You are a big admirer of Mahendra Singh Dhoni. Were you surprised when he opted out of India's T20I side to make way for Rishabh Pant because he will miss out some game time before the 2019 World Cup next year?

I don't understand why he did that. He might regret it later, but there must be some reason.

We need Dhoni for the World Cup next year. He has improved so much over the years, he has improved leaps and bounds.

Even today he is one of the top wicketkeepers in the world. He should be part of the team and guiding someone like Rishabh Pant.

Captain Virat Kohli answered his critics in style in England. How happy were you with his showing in the Test series?

That is his greatness. The key thing was that he was not repeating the same mistakes in England this time around.

If you make the same mistakes again and again -- be it in anything in life -- you will be a failure.

Virat learnt from his mistakes and you could see the improvement in his batting and approach this time around in England.

Kohli will need more support from the other Indian batsmen in Australia. Our batting let us down big time in England.

The Australian conditions are not much different to India, they are beautiful for batting.

I used to love batting in Australia because you can hit the ball on the rise there which you can't do in many countries. Even in India the ball stays low.

In Australia, the ball comes onto the bat nicely, so you can drive the good length balls off the front foot.

Do you think India are the favourites to win their first-ever Test series in Australia in the absence of Steve Smith and David Warner?

Yes, of course! If we don't win the series in Australia, then there could be something radically wrong with the team.

I am predicting India to win 4-0 in Australia. We should beat them convincingly without a doubt.

Our batting is quite good, we should be posting big scores, put them under pressure and get our spinners going in (Ravichandran) Ashwin and (Kuldeep) Yadav.

Australia are not good at playing spinners because they don't use their feet, they try and play from the crease.

So you see a role for Kuldeep Yadav in the Tests?

I see him playing a role in the Tests. He could have a huge role to play and he could prove to be our trump card.

Nobody in the world has been able to pick him so far, so he could prove to be an important bowler for India.

Let him play as much as possible before everyone starts to read him.

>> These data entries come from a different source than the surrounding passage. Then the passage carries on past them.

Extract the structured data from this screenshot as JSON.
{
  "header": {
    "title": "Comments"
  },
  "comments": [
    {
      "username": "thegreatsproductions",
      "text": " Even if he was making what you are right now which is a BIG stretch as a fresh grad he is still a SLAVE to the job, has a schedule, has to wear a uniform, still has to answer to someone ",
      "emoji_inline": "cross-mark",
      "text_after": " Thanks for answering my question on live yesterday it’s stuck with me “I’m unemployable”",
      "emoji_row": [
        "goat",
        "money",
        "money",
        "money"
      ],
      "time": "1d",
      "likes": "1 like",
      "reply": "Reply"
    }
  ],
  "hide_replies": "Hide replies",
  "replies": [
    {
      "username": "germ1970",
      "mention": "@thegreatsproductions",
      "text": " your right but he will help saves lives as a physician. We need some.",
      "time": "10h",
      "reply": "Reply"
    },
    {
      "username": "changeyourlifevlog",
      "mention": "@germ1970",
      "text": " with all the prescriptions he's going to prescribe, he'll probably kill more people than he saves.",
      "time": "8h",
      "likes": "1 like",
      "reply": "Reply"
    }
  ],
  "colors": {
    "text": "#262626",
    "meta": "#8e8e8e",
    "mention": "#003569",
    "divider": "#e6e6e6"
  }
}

Bhagwat Chandrasekhar, left, with Bishan Singh Bedi, the late Jagmohan Dalmiya, Dilip Vengsarkar, the late Ajit Wadekar and Erapalli Prasanna at an event to release a postal stamp to commemorate 150 years of Eden Gardens. Photograph: PTI

IMAGE: Bhagwat Chandrasekhar, left, with Bishan Singh Bedi, the late Jagmohan Dalmiya, Dilip Vengsarkar, the late Ajit Wadekar and Erapalli Prasanna at an event to release a postal stamp to commemorate 150 years of Eden Gardens. Photograph: PTI

You played in an era of the great Indian spinners. How difficult was it for you to keep wickets against the legendary spin quartet?

Well, Chandra (Bhagwat Chandrasekhar) was difficult to pick for the opposition because Chandra himself didn't know which way the ball was going.

So many times, I used to tell Chandra after he had bowled a big googly that he had tried to bowl the leg-spinner and he used to nod.

Certainly, the greatest spinner India has ever had is B S Chandrasekhar for me.

It was not tough keeping against them, but I would say interesting.

Keeping against Chandra on the last day of a Test match to a left-hander when the ball pitched in the rough and flew in all directions without the bowler knowing which way the ball was turning, so what chance did the batsman have and the poor wicket-keeper?

I used to watch Chandra grip the ball, I used to watch it leave the fingers and see which it was going in the air and off the pitch like a split second computerised effect. Only then could you keep wickets to someone like him.